Solo qualche presa di profitto nella seduta odierna, ma il rally dei bond cinesi nelle ultime settimane ha già portato i rendimenti ai minimi storici lunga la curva dei tassi. La scadenza a 10 anni è arrivata ad offrire l’1,72% in chiusura di seduta ieri, mentre la scadenza a 30 anni ha chiuso all’1,96%. Entrambe non erano mai scese sotto il 2% prima di questo mese di dicembre. Riflesso della bassa inflazione, che nel mese di novembre è scesa allo 0,2%.
Allarme di Pechino
Ma nelle scorse ore è arrivato l’allarme della Banca Popolare Cinese, che ha invitato a porre attenzione ai rischi sui tassi derivanti dalle scommesse unilaterali sulla loro direzione futura.
A preoccupare è, soprattutto, il bassissimo livello dei rendimenti raggiunto ultimamente dai bond cinesi a lungo termine. Pechino teme contraccolpi finanziari per le banche, in particolare, nel caso in cui tornassero a salire.
Mercati non fiduciosi dello stimolo fiscale
Bisogna ammettere che questa condizione sia favorevole all’adozione di una politica fiscale espansiva. Rendimenti molto bassi consentono al governo di indebitarsi a costi contenuti sul mercato e anche per il lungo periodo. Il governo ha già previsto emissioni per 10.000 miliardi di yuan (circa 1.370 miliardi di dollari) per i prossimi anni. Finanzieranno investimenti pubblici. Uno stimolo fiscale che non ha impressionato gli investitori, i quali rimangono perplessi circa le prospettive di crescita future.

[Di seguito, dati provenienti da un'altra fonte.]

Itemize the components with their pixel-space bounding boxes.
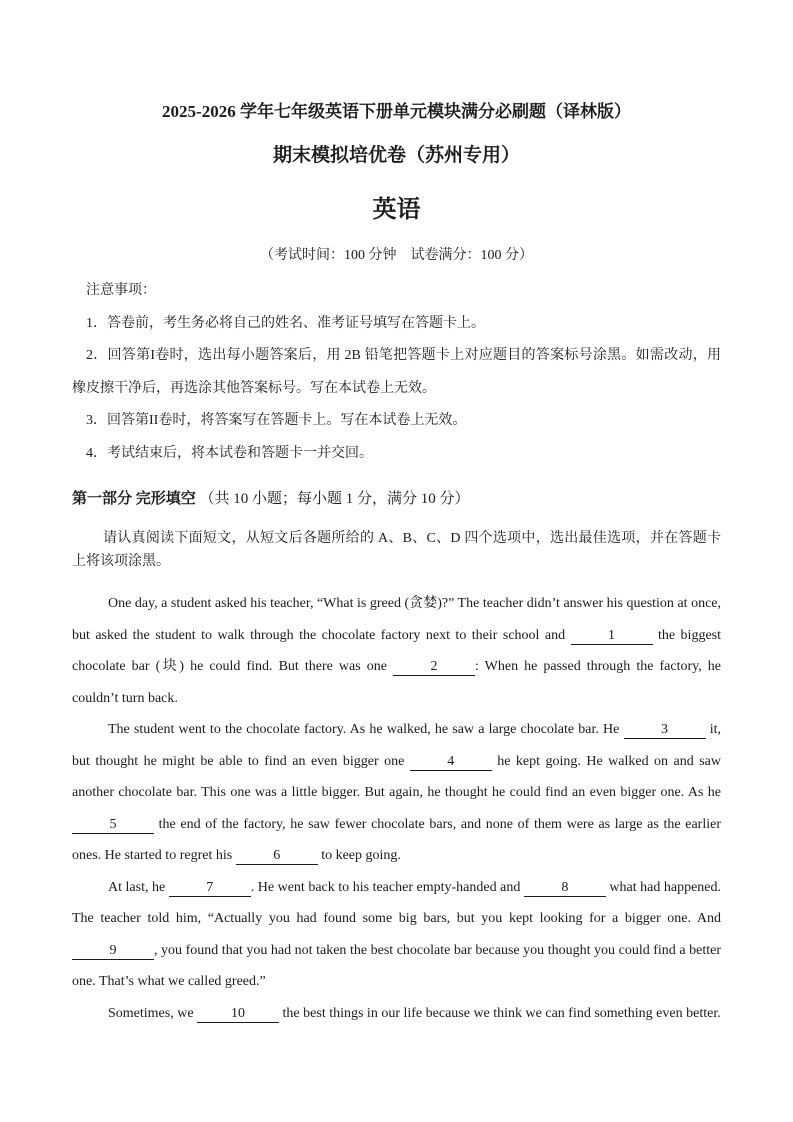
cloze-blank-10: 10 [197,1005,279,1023]
cloze-paragraph-2 [72,714,721,872]
cloze-text: the best things in our life because we think we can find something even better. [279,1005,721,1021]
cloze-text: : When he passed through the factory, he couldn’t turn back. [72,659,721,706]
cloze-paragraph-3 [72,872,721,998]
cloze-text: the biggest chocolate bar (块) he could find. But there was one [72,627,721,674]
cloze-blank-8: 8 [524,879,606,897]
cloze-text: the end of the factory, he saw fewer chocolate bars, and none of them were as large as the earlier ones. He started to regret his [72,816,721,863]
subject-title: 英语 [372,197,421,223]
notice-label: 注意事项： [86,283,156,298]
cloze-text: to keep going. [317,848,401,863]
cloze-passage [72,588,721,1029]
cloze-paragraph-4 [72,998,721,1030]
paper-title-line1: 2025-2026 学年七年级英语下册单元模块满分必刷题（译林版） [162,102,631,121]
notice-item-2: 2．回答第I卷时，选出每小题答案后，用 2B 铅笔把答题卡上对应题目的答案标号涂黑。如需改动，用橡皮擦干净后，再选涂其他答案标号。写在本试卷上无效。 [72,348,721,396]
cloze-blank-9: 9 [72,942,154,960]
cloze-text: , you found that you had not taken the best chocolate bar because you thought you could find a better one. That’s what we called greed.” [72,942,721,989]
cloze-blank-7: 7 [169,879,251,897]
cloze-text: what had happened. The teacher told him, “Actually you had found some big bars, but you kept looking for a bigger one. And [72,879,722,926]
section1-heading-note: （共 10 小题；每小题 1 分，满分 10 分） [199,491,470,507]
cloze-text: The student went to the chocolate factory. As he walked, he saw a large chocolate bar. He [108,722,624,737]
section1-instructions: 请认真阅读下面短文，从短文后各题所给的 A、B、C、D 四个选项中，选出最佳选项，并在答题卡上将该项涂黑。 [72,531,721,569]
cloze-blank-5: 5 [72,816,154,834]
notice-item-4: 4．考试结束后，将本试卷和答题卡一并交回。 [86,445,373,461]
notice-item-1: 1．答卷前，考生务必将自己的姓名、准考证号填写在答题卡上。 [86,315,485,331]
cloze-blank-4: 4 [410,753,492,771]
paper-title-line2: 期末模拟培优卷（苏州专用） [272,145,520,166]
cloze-blank-2: 2 [393,658,475,676]
cloze-text: he kept going. He walked on and saw another chocolate bar. This one was a little bigger. But again, he thought he could find an even bigger one. As he [72,753,721,800]
notice-item-3: 3．回答第II卷时，将答案写在答题卡上。写在本试卷上无效。 [86,413,467,428]
section1-heading-title: 第一部分 完形填空 [72,491,196,507]
cloze-text: One day, a student asked his teacher, “What is greed (贪婪)?” The teacher didn’t answer his question at once, but asked the student to walk through the chocolate factory next to their school and [72,596,721,643]
cloze-text: At last, he [108,879,169,895]
cloze-blank-6: 6 [236,847,318,865]
notice-section [72,275,721,470]
cloze-text: Sometimes, we [108,1005,198,1021]
cloze-blank-3: 3 [624,721,706,739]
cloze-text: . He went back to his teacher empty-handed and [250,879,524,895]
cloze-paragraph-1 [72,588,721,714]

E ciò spiegherebbe l’allarme dell’istituto centrale, in apparenza incoerente con i vantaggi che bond cinesi a basso rendimento comportano per i conti pubblici. Il punto è che questa condizione denota aspettative “fredde” non solo con riferimento all’inflazione, ma anche alla crescita. In sostanza, il rally obbligazionario di questi mesi rifletterebbe il pessimismo sullo stato della seconda economia mondiale.
E Pechino vuole minimizzare questa spia, quasi mostrandosi contrariata con il mercato per averla accesa in maniera eclatante.
Bond cinesi spia di pessimismo
I rendimenti decennali sono sprofondati dello 0,30% in meno di tre settimane, i rendimenti decennali dello 0,50% in meno di due mesi. L’iper-apprezzamento dei bond cinesi rischia di anticipare la temuta “sindrome giapponese“, caratterizzata da bassi tassi di interesse, bassa crescita e inflazione sostanzialmente azzerata. In questo rally c’è l’effetto Trump. L’elezione dell’ex presidente a novembre ha peggiorato le aspettative sulla Cina da parte di analisti e investitori, in conseguenza della sua politica dei dazi minacciata particolarmente ai danni delle merci cinesi. D’altra parte la concorrenza ai bond europei si fa meno intensa e ciò può favorire nei prossimi mesi gli investimenti esteri nel Vecchio Continente.